I was told to just spin the dry street tires a little bit... just enough to clean them off of debris, small rocks etc.????
Absolutely correct. Street tires should NOT go in the water box. Drag radials or slicks should use the water box for a burnout, but it will hurt street tire performance.
There will be people in the staging area to give you instruction using signals. They will be fairly self evident. As one pair of cars is staging, you will be directed to enter the burnout area. Drive around the water box, and line your car up to go down the "groove" in the middle of the track. The traction is best there. 74bigblock is correct in suggesting spinning the tires a little to remove sand, etc. The traction compound on the track will stick to your tires, and small stones and other debris will stick to the traction compound on the tires.

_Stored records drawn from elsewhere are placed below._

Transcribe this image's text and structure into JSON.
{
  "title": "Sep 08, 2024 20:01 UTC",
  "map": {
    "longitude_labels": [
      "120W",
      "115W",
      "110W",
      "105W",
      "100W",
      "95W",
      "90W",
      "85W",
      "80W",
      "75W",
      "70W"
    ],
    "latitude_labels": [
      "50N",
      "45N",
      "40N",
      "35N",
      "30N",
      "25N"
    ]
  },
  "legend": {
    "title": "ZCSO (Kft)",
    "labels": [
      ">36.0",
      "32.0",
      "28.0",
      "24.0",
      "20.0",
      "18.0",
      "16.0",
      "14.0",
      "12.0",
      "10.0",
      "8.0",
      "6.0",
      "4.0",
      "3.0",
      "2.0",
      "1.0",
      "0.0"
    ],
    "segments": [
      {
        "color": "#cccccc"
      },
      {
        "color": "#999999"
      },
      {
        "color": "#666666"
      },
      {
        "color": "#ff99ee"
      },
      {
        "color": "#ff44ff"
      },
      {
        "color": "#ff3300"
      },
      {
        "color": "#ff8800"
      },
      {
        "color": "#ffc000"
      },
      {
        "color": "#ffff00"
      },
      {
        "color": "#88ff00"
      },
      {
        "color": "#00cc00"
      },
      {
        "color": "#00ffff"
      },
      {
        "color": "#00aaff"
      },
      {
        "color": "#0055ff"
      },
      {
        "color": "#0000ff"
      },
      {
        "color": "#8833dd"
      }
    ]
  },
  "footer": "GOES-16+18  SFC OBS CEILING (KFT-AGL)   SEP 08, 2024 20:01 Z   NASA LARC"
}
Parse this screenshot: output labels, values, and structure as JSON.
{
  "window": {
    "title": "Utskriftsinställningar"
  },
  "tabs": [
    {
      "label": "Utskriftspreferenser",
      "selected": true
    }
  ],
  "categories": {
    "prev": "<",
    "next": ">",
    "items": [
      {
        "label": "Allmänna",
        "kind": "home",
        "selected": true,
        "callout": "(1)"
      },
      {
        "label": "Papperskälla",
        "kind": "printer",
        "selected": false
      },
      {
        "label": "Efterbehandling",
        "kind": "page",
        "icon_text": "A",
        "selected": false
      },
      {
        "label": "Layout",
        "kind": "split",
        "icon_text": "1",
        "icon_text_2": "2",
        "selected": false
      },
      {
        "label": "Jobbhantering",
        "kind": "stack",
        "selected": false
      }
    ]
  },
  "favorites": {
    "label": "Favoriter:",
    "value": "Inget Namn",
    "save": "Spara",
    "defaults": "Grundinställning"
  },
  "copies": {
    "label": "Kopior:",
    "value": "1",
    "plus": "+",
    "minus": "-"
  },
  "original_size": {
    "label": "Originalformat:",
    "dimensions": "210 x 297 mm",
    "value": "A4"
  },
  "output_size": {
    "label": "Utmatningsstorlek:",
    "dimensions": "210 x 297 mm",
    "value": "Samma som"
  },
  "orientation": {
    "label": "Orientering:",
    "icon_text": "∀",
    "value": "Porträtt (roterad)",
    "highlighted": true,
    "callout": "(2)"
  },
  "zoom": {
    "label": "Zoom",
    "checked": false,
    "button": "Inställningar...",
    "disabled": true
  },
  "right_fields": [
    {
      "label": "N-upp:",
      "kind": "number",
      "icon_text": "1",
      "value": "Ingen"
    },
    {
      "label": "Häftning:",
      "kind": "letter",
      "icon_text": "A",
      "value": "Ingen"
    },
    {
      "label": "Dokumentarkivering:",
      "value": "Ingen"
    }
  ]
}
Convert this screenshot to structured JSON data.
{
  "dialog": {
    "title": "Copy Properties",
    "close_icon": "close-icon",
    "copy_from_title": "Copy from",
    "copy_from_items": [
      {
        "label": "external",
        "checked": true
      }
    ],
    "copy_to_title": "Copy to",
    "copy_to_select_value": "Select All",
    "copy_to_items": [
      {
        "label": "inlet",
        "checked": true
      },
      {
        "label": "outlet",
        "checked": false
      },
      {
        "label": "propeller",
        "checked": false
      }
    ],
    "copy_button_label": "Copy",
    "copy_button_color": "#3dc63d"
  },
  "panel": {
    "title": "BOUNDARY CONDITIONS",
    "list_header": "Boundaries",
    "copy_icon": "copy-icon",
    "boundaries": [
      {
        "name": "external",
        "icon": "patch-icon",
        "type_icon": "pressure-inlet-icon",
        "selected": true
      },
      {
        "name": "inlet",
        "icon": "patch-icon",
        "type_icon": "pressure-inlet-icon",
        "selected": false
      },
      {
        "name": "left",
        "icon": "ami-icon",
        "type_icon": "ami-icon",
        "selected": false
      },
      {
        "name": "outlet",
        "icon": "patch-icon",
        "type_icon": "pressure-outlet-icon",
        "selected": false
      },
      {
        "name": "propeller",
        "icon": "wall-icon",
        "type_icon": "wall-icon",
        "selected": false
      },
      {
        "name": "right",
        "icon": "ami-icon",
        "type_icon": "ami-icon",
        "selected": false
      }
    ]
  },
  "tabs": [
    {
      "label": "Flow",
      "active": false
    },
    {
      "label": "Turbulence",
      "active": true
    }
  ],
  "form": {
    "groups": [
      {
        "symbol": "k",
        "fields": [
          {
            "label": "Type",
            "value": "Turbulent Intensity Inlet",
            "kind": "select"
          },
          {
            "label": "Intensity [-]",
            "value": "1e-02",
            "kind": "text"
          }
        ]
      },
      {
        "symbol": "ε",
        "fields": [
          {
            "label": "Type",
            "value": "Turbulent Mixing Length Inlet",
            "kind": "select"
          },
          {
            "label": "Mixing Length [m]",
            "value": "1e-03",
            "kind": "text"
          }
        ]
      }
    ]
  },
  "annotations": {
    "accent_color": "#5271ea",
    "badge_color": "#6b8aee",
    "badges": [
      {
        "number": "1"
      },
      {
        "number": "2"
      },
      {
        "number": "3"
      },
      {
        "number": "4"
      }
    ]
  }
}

When directed to stage, drive slowly to the starting line and stop when you light the top two (prestage) lights. Wait for your opponent to prestage. Then pull forward about 4-6 inches, and light the next set down, the staging lights. In general, leave the prestage lights lit. It is OK to "stage deep", but I would avoid that for now. If you have an automatic, place the left foot on the brake and bring the RPM's up, but stay below stall speed. When the yellow lights start to go down, release the brake and press the accelerator at the LAST yellow. The starting line is about 16" in front of you, so you will have 0.5 seconds to go that 16". Wheelspin is generally bad. If you hear your tires screeching, roll into the power more slowly.
Remember that the elapsed time is the time that it takes between the starting line and the finish line. The reaction time (depending on whether 0.5 seconds or 0.0 seconds is ideal- find out at your track) tells the time between the green (or last yellow) and when you cross the starting line. You can run a 14 second et even if the light turns green and you sit there for 15 seconds before you start. The et is independent of the rt. It matters in a race, but not in a time trial.
If you have an automatic, I don't think that you can very easily hurt your car. A manual is harder on the drive train than an automatic. As long as you stick to street tires, you will generally spin the tires before you damage the driveline components. Stickier tires come with more risk.
As far as a helmet goes, NHRA rules only require one if you run faster than 14 seconds. It takes a pretty stout car to run that fast. You may not need one. Of course, the track may have stricter rules that require a helmet regardless of time.
Enough from me. Let me know if you need to know how bracket racing works.
I have several hundred passes in two Corvettes, a 97 A4, and a 2002 Z06, so I have fair experience.
Best times:
97 A4 14.1 @104MPH
'02 Z06 12.42@ 113.63MPH, all at 2600'. Sea level would be about 0.3 seconds faster.